Ethylene is a simple gaseous plant growth regulator. It is synthesised in large amounts by tissues undergoing senescence and ripening fruits. Influences of ethylene on plants include horizontal growth of seedlings, swelling of the axis and apical hook formation in dicot seedlings. Ethylene promotes senescence and abscission of plant organs especially of leaves and flowers. Ethylene is highly effective in fruit ripening. It enhances the respiration rate during ripening of the fruits. This rise in rate of respiration is called respiratory climactic.
Ethylene breaks seed and bud dormancy, initiates germination in peanut seeds, sprouting of potato tubers. Ethylene promotes rapid internode/petiole elongation in deep water rice plants. It helps leaves/ upper parts of the shoot to remain above water. Ethylene also promotes root growth and root hair formation, thus helping the plants to increase their absorption surface.
Ethylene is used to initiate flowering and for synchronising fruit-set in pineapples. It also induces flowering in mango. Since ethylene regulates so many physiological processes, it is one of the most widely used PGR in agriculture. The most widely used compound as source of ethylene is ethephon. Ethephon in an aqueous solution is readily absorbed and transported within the plant and releases ethylene slowly. Ethephon hastens fruit ripening in tomatoes and apples and accelerates abscission in flowers and fruits (thinning of cotton, cherry, walnut). It promotes female flowers in cucumbers thereby increasing the yield.

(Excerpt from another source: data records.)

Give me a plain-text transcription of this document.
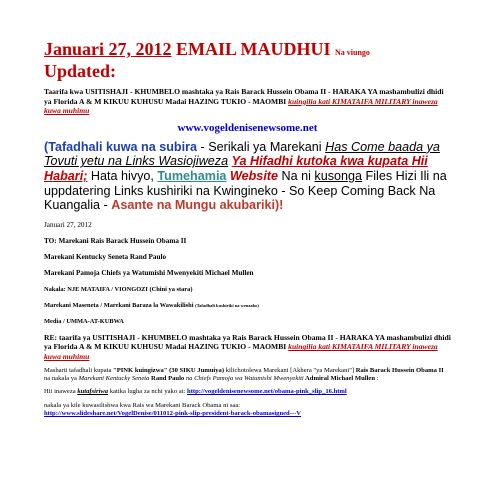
Januari 27, 2012 EMAIL MAUDHUI Na viungo
Updated:

Taarifa kwa USITISHAJI - KHUMBELO mashtaka ya Rais Barack Hussein Obama II - HARAKA YA mashambulizi dhidi ya Florida A & M KIKUU KUHUSU Madai HAZING TUKIO - MAOMBI kuingilia kati KIMATAIFA MILITARY inaweza kuwa muhimu

www.vogeldenisenewsome.net

(Tafadhali kuwa na subira - Serikali ya Marekani Has Come baada ya Tovuti yetu na Links Wasiojiweza Ya Hifadhi kutoka kwa kupata Hii Habari; Hata hivyo, Tumehamia Website Na ni kusonga Files Hizi Ili na uppdatering Links kushiriki na Kwingineko - So Keep Coming Back Na Kuangalia - Asante na Mungu akubariki)!

Januari 27, 2012

TO: Marekani Rais Barack Hussein Obama II

Marekani Kentucky Seneta Rand Paulo

Marekani Pamoja Chiefs ya Watumishi Mwenyekiti Michael Mullen

Nakala: NJE MATAIFA / VIONGOZI (Chini ya stara)

Marekani Maseneta / Marekani Baraza la Wawakilishi (Tafadhali kushiriki na wenzako)

Media / UMMA-AT-KUBWA

RE: taarifa ya USITISHAJI - KHUMBELO mashtaka ya Rais Barack Hussein Obama II - HARAKA YA mashambulizi dhidi ya Florida A & M KIKUU KUHUSU Madai HAZING TUKIO - MAOMBI kuingilia kati KIMATAIFA MILITARY inaweza kuwa muhimu

Masharti tafadhali kupata "PINK kuingizwa" (30 SIKU Jumuiya) kilichotolewa Marekani [Akhera "ya Marekani"] Rais Barack Hussein Obama II na nakala ya Marekani Kentucky Seneta Rand Paulo na Chiefs Pamoja wa Watumishi Mwenyekiti Admiral Michael Mullen :

Hii inaweza kutafsiriwa katika lugha za nchi yako at: http://vogeldenisenewsome.net/obama-pink_slip_16.html

nakala ya kile kuwasilishwa kwa Rais wa Marekani Barack Obama ni saa:
http://www.slideshare.net/VogelDenise/011012-pink-slip-president-barack-obamasigned---V
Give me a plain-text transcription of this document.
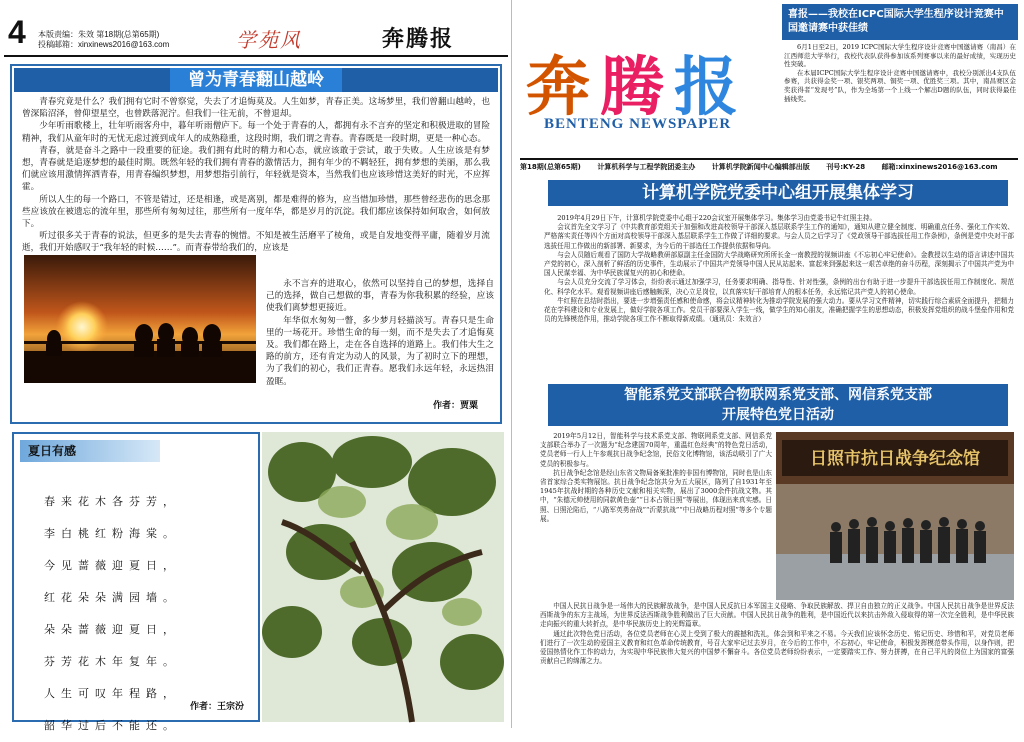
4 本版责编：朱效 第18期(总第65期)
投稿邮箱：xinxinews2016@163.com	学苑风	奔腾报
曾为青春翻山越岭

青春究竟是什么？我们拥有它时不曾察觉，失去了才追悔莫及。人生如梦，青春正美。这场梦里，我们曾翻山越岭，也曾深陷沼泽，曾仰望星空，也曾跌落泥泞。但我们一往无前，不曾退却。

少年听雨歌楼上，壮年听雨客舟中，暮年听雨僧庐下。每一个处于青春的人，都拥有永不言弃的坚定和积极进取的冒险精神，我们从童年时的无忧无虑过渡到成年人的成熟稳重，这段时期，我们谓之青春。青春既是一段时期，更是一种心态。

青春，就是奋斗之路中一段重要的征途。我们拥有此时的精力和心态，就应该敢于尝试，敢于失败。人生应该是有梦想，青春就是追逐梦想的最佳时期。既然年轻的我们拥有青春的激情活力，拥有年少的不羁轻狂，拥有梦想的美丽，那么我们就应该用激情挥洒青春，用青春编织梦想，用梦想指引前行，年轻就是资本，当然我们也应该珍惜这美好的时光，不应挥霍。

所以人生的每一个路口，不管是错过，还是相逢，或是离别，都是难得的修为，应当惜加珍惜，那些曾经悲伤的思念那些应该放在被遗忘的流年里，那些所有匆匆过往，那些所有一度年华，都是岁月的沉淀。我们都应该保持如何取舍，如何放下。

听过很多关于青春的说法，但更多的是失去青春的惋惜。不知是被生活磨平了棱角，或是自发地变得平庸，随着岁月流逝，我们开始感叹于“我年轻的时候……”。而青春带给我们的，应该是

永不言弃的进取心，依然可以坚持自己的梦想，选择自己的选择，做自己想做的事，青春为你我积累的经验，应该使我们离梦想更接近。

年华似水匆匆一瞥，多少梦月轻描淡写。青春只是生命里的一场花开。珍惜生命的每一刻，而不是失去了才追悔莫及。我们都在路上，走在各自选择的道路上。我们伟大生之路的前方，还有肯定为动人的风景，为了初时立下的理想，为了我们的初心，我们正青春。愿我们永远年轻，永远热泪盈眶。

作者：贾粟
夏日有感
春来花木各芬芳，
李白桃红粉海棠。
今见蔷薇迎夏日，
红花朵朵满园墙。
朵朵蔷薇迎夏日，
芬芳花木年复年。
人生可叹年程路，
韶华过后不能还。
作者：王宗汾
奔腾报
BENTENG NEWSPAPER
喜报——我校在ICPC国际大学生程序设计竞赛中国邀请赛中获佳绩

6月1日至2日，2019 ICPC国际大学生程序设计竞赛中国邀请赛（南昌）在江西师范大学举行，我校代表队获得参加该系列赛事以来的最好成绩，实现历史性突破。

在本届ICPC国际大学生程序设计竞赛中国邀请赛中，我校分别派出4支队伍参赛，共获得金奖一项、银奖两项、铜奖一项、优胜奖三项。其中，南昌赛区金奖获得者“发现号”队，作为全场第一个上线一个解出D题的队伍，同时获得最佳插线奖。

第18期(总第65期) 计算机科学与工程学院团委主办 计算机学院新闻中心编辑部出版 刊号:KY-28 邮箱:xinxinews2016@163.com
计算机学院党委中心组开展集体学习

2019年4月29日下午，计算机学院党委中心组于220会议室开展集体学习。集体学习由党委书记牛红照主持。

会议首先全文学习了《中共教育部党组关于加强和改进高校领导干部深入基层联系学生工作的通知》，通知从建立健全制度、明确重点任务、强化工作实效、严格落实责任等四个方面对高校领导干部深入基层联系学生工作做了详细的要求。与会人员之后学习了《党政领导干部选拔任用工作条例》，条例是党中央对干部选拔任用工作做出的新部署、新要求，为今后的干部选任工作提供依据和导向。

与会人员随后观看了国防大学战略教研部原副主任金国防大学战略研究所所长金一南教授的视频讲座《不忘初心牢记使命》。金教授以生动的语言讲述中国共产党的初心，深入剖析了鲜活的历史事件，生动展示了中国共产党领导中国人民从站起来、富起来到强起来这一艰苦卓绝的奋斗历程，深刻揭示了中国共产党为中国人民谋幸福、为中华民族谋复兴的初心和使命。

与会人员充分交流了学习体会，纷纷表示通过加强学习，任务要求明确、指导性、针对性强，条例的出台有助于进一步提升干部选拔任用工作制度化、规范化、科学化水平。观看视频讲座后感触颇深，决心立足岗位，以真落实好干部培育人的根本任务，永远铭记共产党人的初心使命。

牛红照在总结时指出，要进一步增强责任感和使命感，将会议精神转化为推动学院发展的强大动力。要从学习文件精神，切实践行综合素质全面提升，把精力花在学科建设和专业发展上，做好学院各项工作。党员干部要深入学生一线，做学生的知心朋友，准确把握学生的思想动态，积极发挥党组织的战斗堡垒作用和党员的先锋模范作用，推动学院各项工作不断取得新成绩。（通讯员：朱效言）

智能系党支部联合物联网系党支部、网信系党支部
开展特色党日活动

2019年5月12日，智能科学与技术系党支部、物联网系党支部、网信系党支部联合举办了一次题为“纪念建国70周年，重温红色经典”的特色党日活动，党员老师一行人上午参观抗日战争纪念馆，民俗文化博物馆，该活动吸引了广大党员的积极参与。

抗日战争纪念馆是经山东省文物局备案批准的非国有博物馆，同时也是山东省首家综合类实物展馆。抗日战争纪念馆共分为五大展区，陈列了自1931年至1945年抗战时期的各种历史文献和相关实物，展出了3000余件抗战文物。其中，“朱德元帅使用的同款黄色壶”“日本占领日照”等展出，体现出来真实感。日照、日照沦陷后，“八路军英勇奋战”“沂蒙抗战”“中日战略历程对照”等多个专题展。

日照市抗日战争纪念馆

中国人民抗日战争是一场伟大的民族解放战争，是中国人民反抗日本军国主义侵略、争取民族解放、捍卫自由独立的正义战争。中国人民抗日战争是世界反法西斯战争的东方主战场，为世界反法西斯战争胜利做出了巨大贡献。中国人民抗日战争的胜利，是中国近代以来抗击外敌入侵取得的第一次完全胜利，是中华民族走向振兴的重大转折点，是中华民族历史上的光辉篇章。

通过此次特色党日活动，各位党员老师在心灵上受到了极大的震撼和洗礼，体会到和平来之不易。今天我们应该怀念历史、铭记历史、珍惜和平，对党员老师们进行了一次生动的爱国主义教育和红色革命传统教育，号召大家牢记过去岁月，在今后的工作中，不忘初心，牢记使命，积极发挥模范带头作用，以身作则，把爱国热情化作工作的动力，为实现中华民族伟大复兴的中国梦不懈奋斗。各位党员老师纷纷表示，一定要踏实工作、努力拼搏，在自己平凡的岗位上为国家的富强贡献自己的绵薄之力。
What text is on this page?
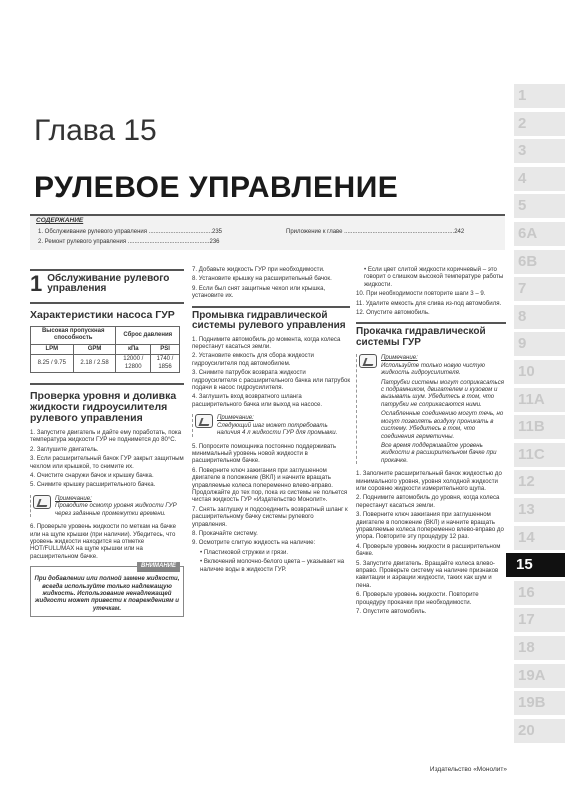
Глава 15
РУЛЕВОЕ УПРАВЛЕНИЕ
СОДЕРЖАНИЕ
1. Обслуживание рулевого управления ......................................235
2. Ремонт рулевого управления .................................................236
Приложение к главе ..................................................................242
1
2
3
4
5
6A
6B
7
8
9
10
11A
11B
11C
12
13
14
15
16
17
18
19A
19B
20
1 Обслуживание рулевого управления
Характеристики насоса ГУР
Высокая пропускная способность		Сброс давления	
LPM	GPM	кПа	PSI
8.25 / 9.75	2.18 / 2.58	12000 / 12800	1740 / 1856
Проверка уровня и доливка жидкости гидроусилителя рулевого управления
1. Запустите двигатель и дайте ему поработать, пока температура жидкости ГУР не поднимется до 80°C.
2. Заглушите двигатель.
3. Если расширительный бачок ГУР закрыт защитным чехлом или крышкой, то снимите их.
4. Очистите снаружи бачок и крышку бачка.
5. Снимите крышку расширительного бачка.
Примечание:
Проводите осмотр уровня жидкости ГУР через заданные промежутки времени.
6. Проверьте уровень жидкости по меткам на бачке или на щупе крышки (при наличии). Убедитесь, что уровень жидкости находится на отметке HOT/FULL/MAX на щупе крышки или на расширительном бачке.
ВНИМАНИЕ
При добавлении или полной замене жидкости, всегда используйте только надлежащую жидкость. Использование ненадлежащей жидкости может привести к повреждениям и утечкам.
7. Добавьте жидкость ГУР при необходимости.
8. Установите крышку на расширительный бачок.
9. Если был снят защитные чехол или крышка, установите их.
Промывка гидравлической системы рулевого управления
1. Поднимите автомобиль до момента, когда колеса перестанут касаться земли.
2. Установите емкость для сбора жидкости гидроусилителя под автомобилем.
3. Снимите патрубок возврата жидкости гидроусилителя с расширительного бачка или патрубок подачи в насос гидроусилителя.
4. Заглушить вход возвратного шланга расширительного бачка или выход на насосе.
Примечание:
Следующий шаг может потребовать наличия 4 л жидкости ГУР для промывки.
5. Попросите помощника постоянно поддерживать минимальный уровень новой жидкости в расширительном бачке.
6. Поверните ключ зажигания при заглушенном двигателе в положение (ВКЛ) и начните вращать управляемые колеса попеременно влево-вправо. Продолжайте до тех пор, пока из системы не польется чистая жидкость ГУР «Издательство Монолит».
7. Снять заглушку и подсоединить возвратный шланг к расширительному бачку системы рулевого управления.
8. Прокачайте систему.
9. Осмотрите слитую жидкость на наличие:
• Пластиковой стружки и грязи.
• Включений молочно-белого цвета – указывает на наличие воды в жидкости ГУР.
• Если цвет слитой жидкости коричневый – это говорит о слишком высокой температуре работы жидкости.
10. При необходимости повторите шаги 3 – 9.
11. Удалите емкость для слива из-под автомобиля.
12. Опустите автомобиль.
Прокачка гидравлической системы ГУР
Примечание:
Используйте только новую чистую жидкость гидроусилителя.
Патрубки системы могут соприкасаться с подрамником, двигателем и кузовом и вызывать шум. Убедитесь в том, что патрубки не соприкасаются ними.
Ослабленные соединению могут течь, но могут позволять воздуху проникать в систему. Убедитесь в том, что соединения герметичны.
Все время поддерживайте уровень жидкости в расширительном бачке при прокачке.
1. Заполните расширительный бачок жидкостью до минимального уровня, уровня холодной жидкости или соровню жидкости измерительного щупа.
2. Поднимите автомобиль до уровня, когда колеса перестанут касаться земли.
3. Поверните ключ зажигания при заглушенном двигателе в положение (ВКЛ) и начните вращать управляемые колеса попеременно влево-вправо до упора. Повторите эту процедуру 12 раз.
4. Проверьте уровень жидкости в расширительном бачке.
5. Запустите двигатель. Вращайте колеса влево-вправо. Проверьте систему на наличие признаков кавитации и аэрации жидкости, таких как шум и пена.
6. Проверьте уровень жидкости. Повторите процедуру прокачки при необходимости.
7. Опустите автомобиль.
Издательство «Монолит»
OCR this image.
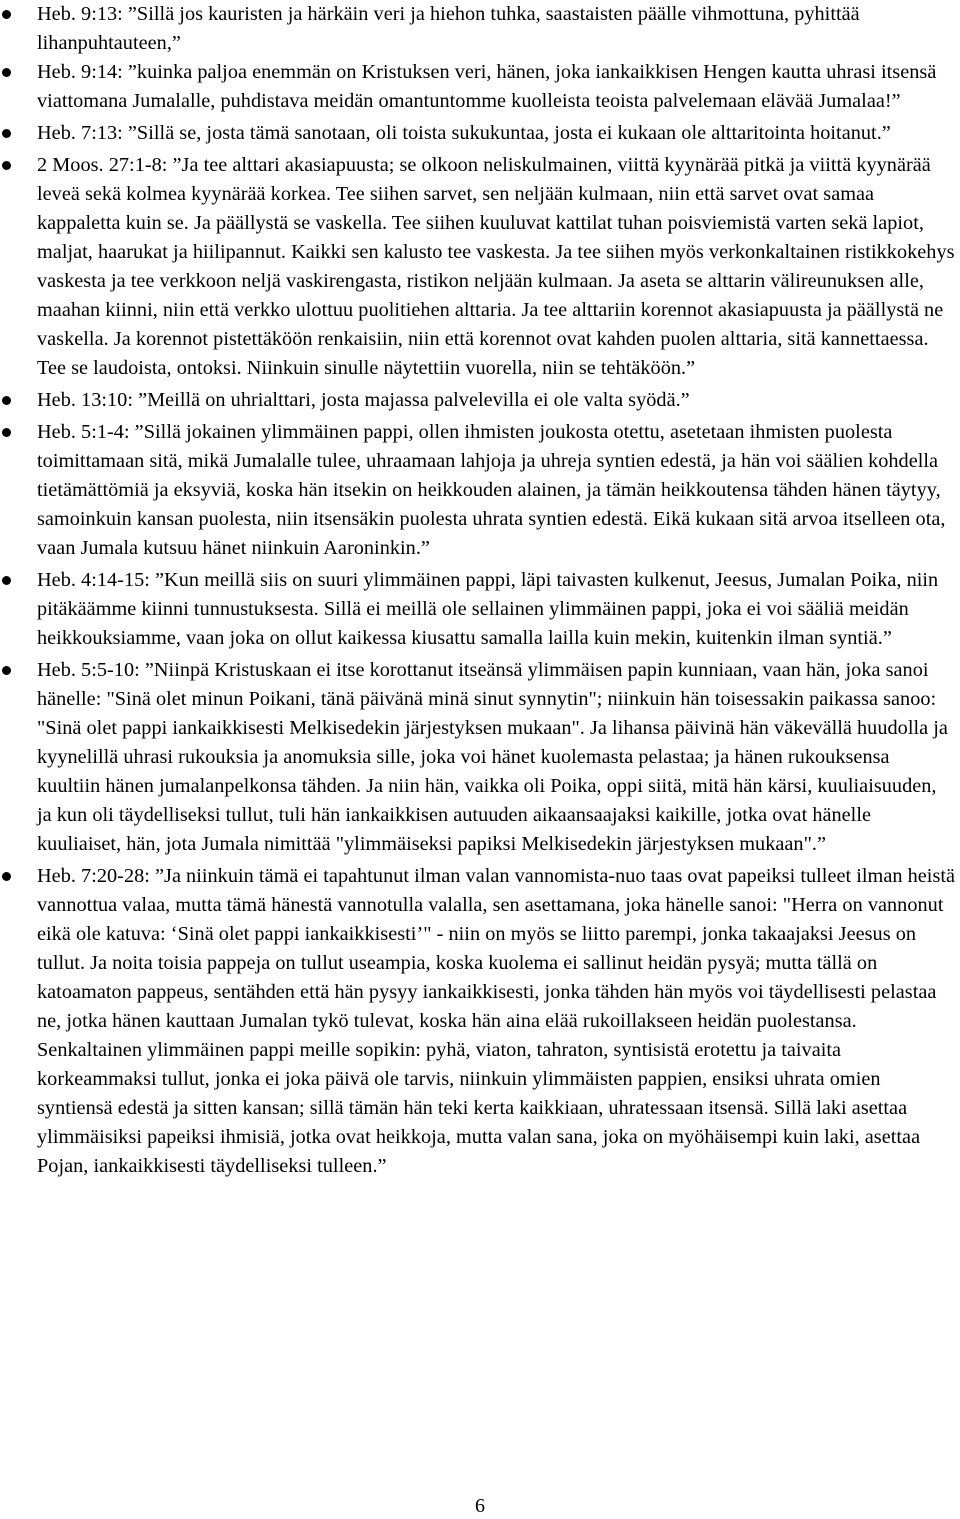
Heb. 9:13: ”Sillä jos kauristen ja härkäin veri ja hiehon tuhka, saastaisten päälle vihmottuna, pyhittää lihanpuhtauteen,”
Heb. 9:14: ”kuinka paljoa enemmän on Kristuksen veri, hänen, joka iankaikkisen Hengen kautta uhrasi itsensä viattomana Jumalalle, puhdistava meidän omantuntomme kuolleista teoista palvelemaan elävää Jumalaa!”
Heb. 7:13: ”Sillä se, josta tämä sanotaan, oli toista sukukuntaa, josta ei kukaan ole alttaritointa hoitanut.”
2 Moos. 27:1-8: ”Ja tee alttari akasiapuusta; se olkoon neliskulmainen, viittä kyynärää pitkä ja viittä kyynärää leveä sekä kolmea kyynärää korkea. Tee siihen sarvet, sen neljään kulmaan, niin että sarvet ovat samaa kappaletta kuin se. Ja päällystä se vaskella. Tee siihen kuuluvat kattilat tuhan poisviemistä varten sekä lapiot, maljat, haarukat ja hiilipannut. Kaikki sen kalusto tee vaskesta. Ja tee siihen myös verkonkaltainen ristikkokehys vaskesta ja tee verkkoon neljä vaskirengasta, ristikon neljään kulmaan. Ja aseta se alttarin välireunuksen alle, maahan kiinni, niin että verkko ulottuu puolitiehen alttaria. Ja tee alttariin korennot akasiapuusta ja päällystä ne vaskella. Ja korennot pistettäköön renkaisiin, niin että korennot ovat kahden puolen alttaria, sitä kannettaessa. Tee se laudoista, ontoksi. Niinkuin sinulle näytettiin vuorella, niin se tehtäköön.”
Heb. 13:10: ”Meillä on uhrialttari, josta majassa palvelevilla ei ole valta syödä.”
Heb. 5:1-4: ”Sillä jokainen ylimmäinen pappi, ollen ihmisten joukosta otettu, asetetaan ihmisten puolesta toimittamaan sitä, mikä Jumalalle tulee, uhraamaan lahjoja ja uhreja syntien edestä, ja hän voi säälien kohdella tietämättömiä ja eksyviä, koska hän itsekin on heikkouden alainen, ja tämän heikkoutensa tähden hänen täytyy, samoinkuin kansan puolesta, niin itsensäkin puolesta uhrata syntien edestä. Eikä kukaan sitä arvoa itselleen ota, vaan Jumala kutsuu hänet niinkuin Aaroninkin.”
Heb. 4:14-15: ”Kun meillä siis on suuri ylimmäinen pappi, läpi taivasten kulkenut, Jeesus, Jumalan Poika, niin pitäkäämme kiinni tunnustuksesta. Sillä ei meillä ole sellainen ylimmäinen pappi, joka ei voi sääliä meidän heikkouksiamme, vaan joka on ollut kaikessa kiusattu samalla lailla kuin mekin, kuitenkin ilman syntiä.”
Heb. 5:5-10: ”Niinpä Kristuskaan ei itse korottanut itseänsä ylimmäisen papin kunniaan, vaan hän, joka sanoi hänelle: "Sinä olet minun Poikani, tänä päivänä minä sinut synnytin"; niinkuin hän toisessakin paikassa sanoo: "Sinä olet pappi iankaikkisesti Melkisedekin järjestyksen mukaan". Ja lihansa päivinä hän väkevällä huudolla ja kyynelillä uhrasi rukouksia ja anomuksia sille, joka voi hänet kuolemasta pelastaa; ja hänen rukouksensa kuultiin hänen jumalanpelkonsa tähden. Ja niin hän, vaikka oli Poika, oppi siitä, mitä hän kärsi, kuuliaisuuden, ja kun oli täydelliseksi tullut, tuli hän iankaikkisen autuuden aikaansaajaksi kaikille, jotka ovat hänelle kuuliaiset, hän, jota Jumala nimittää "ylimmäiseksi papiksi Melkisedekin järjestyksen mukaan".”
Heb. 7:20-28: ”Ja niinkuin tämä ei tapahtunut ilman valan vannomista-nuo taas ovat papeiksi tulleet ilman heistä vannottua valaa, mutta tämä hänestä vannotulla valalla, sen asettamana, joka hänelle sanoi: "Herra on vannonut eikä ole katuva: ‘Sinä olet pappi iankaikkisesti’" - niin on myös se liitto parempi, jonka takaajaksi Jeesus on tullut. Ja noita toisia pappeja on tullut useampia, koska kuolema ei sallinut heidän pysyä; mutta tällä on katoamaton pappeus, sentähden että hän pysyy iankaikkisesti, jonka tähden hän myös voi täydellisesti pelastaa ne, jotka hänen kauttaan Jumalan tykö tulevat, koska hän aina elää rukoillakseen heidän puolestansa. Senkaltainen ylimmäinen pappi meille sopikin: pyhä, viaton, tahraton, syntisistä erotettu ja taivaita korkeammaksi tullut, jonka ei joka päivä ole tarvis, niinkuin ylimmäisten pappien, ensiksi uhrata omien syntiensä edestä ja sitten kansan; sillä tämän hän teki kerta kaikkiaan, uhratessaan itsensä. Sillä laki asettaa ylimmäisiksi papeiksi ihmisiä, jotka ovat heikkoja, mutta valan sana, joka on myöhäisempi kuin laki, asettaa Pojan, iankaikkisesti täydelliseksi tulleen.”
6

As mentioned earlier, abscisic acid (ABA) was discovered for its role in regulating abscission and dormancy. But like other plant growth regulators, it also has other wide ranging effects on plant growth and development. It acts as a general plant growth inhibitor and an inhibitor of plant metabolism. ABA inhibits seed germination. ABA stimulates the closure of stomata in the epidermis and increases the tolerance of plants to various kinds of stresses. Therefore, it is also called the stress hormone. ABA plays an important role in seed development, maturation and dormancy. By inducing dormancy, ABA helps seeds to withstand desiccation and other factors unfavourable for growth. In most situations, ABA acts as an antagonist to GAs.
We may summarise that for any and every phase of growth, differentiation and development of plants, one or the other PGR has some role to play. Such roles could be complimentary or antagonistic. These could be individualistic or synergistic.
Similarly, there are a number of events in the life of a plant where more than one PGR interact to affect that event, e.g., dormancy in seeds/ buds, abscission, senescence, apical dominance, etc.
Remember, the role of plant growth regulator is of only one kind of intrinsic control. Along with genomic control and extrinsic factors, they play an important role in plant growth and development. Many of the extrinsic factors such as temperature and light, control plant growth and development via PGR. Some of such events could be: vernalisation, flowering, dormancy, seed germination, plant movements, etc.